Komisioner Divisi Perencanaan, Data, dan Informasi (Rendatin) KPU Kota Madiun, Herdi Wijanarko mengatakan, empat TPS lokasi khusus itu, masing-masing dua TPS di Lapas Kelas I dan Lapas Pemuda Kelas II-A Madiun.
“Kemungkinan ada empat TPS lokasi khusus ya, masing-masing dua TPS di Lapas Kelas I dan Lapas Pemuda Kelas II-A Madiun. Karena disana itu kan jumlah pemilihnya dinamis ya,” katanya, Senin (8/7/2024).
Herdi menjelaskan, jumlah TPS lokasi khusus pada Pilkada serentak 2024 ini berkurang dibanding pada Pemilu 2024 lalu. Yaitu berjumlah sembilan TPS.

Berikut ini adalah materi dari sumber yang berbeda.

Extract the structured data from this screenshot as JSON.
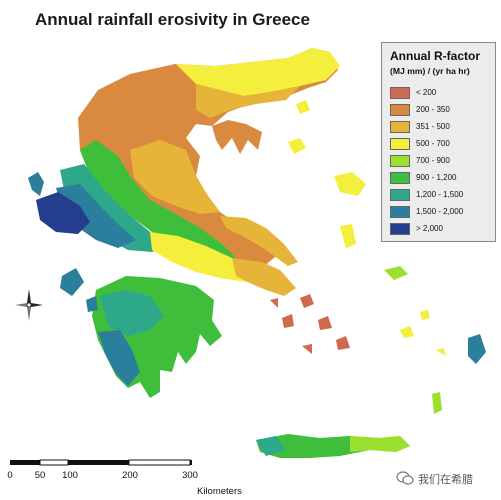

Pengurangan itu terjadi karena adanya pemadatan jumlah pemilih di setiap TPS. Jika pada Pemilu lalu, ketentuannya per TPS maksimal 300 pemilih, lain halnya pada Pilkada ini setiap TPS maksimal 600 pemilih.
“Total jumlah TPSnya kan juga berkurang separuh. Kalau Pemilu lalu ada 584 TPS, saat Pilkada serentak 27 November 2024 hanya ada 271 TPS,” tegasnya.
Saat ini, kata Herdi, proses pencocokan dan penelitian (coklit) data pemilih oleh petugas pemutakhiran data pemilih (pantarlih) masih berlangsung dari 24 Juni hingga 24 Juli mendatang. Meski begitu, petugas pantarlih tidak melakukan coklit di lapas, karena data pemilih telah disiapkan pihak Lapas.
“Jadi karena TPSnya lokasi khusus, maka disana kita tidak melakukan coklit ya. Kami sudah disiapkan datanya sama petugas Lapas, makanya koordinasi antara KPU dengan Lapas terus terjalin, agar warga binaan ini tidak kehilangan hak pilih,” ucap Herdi.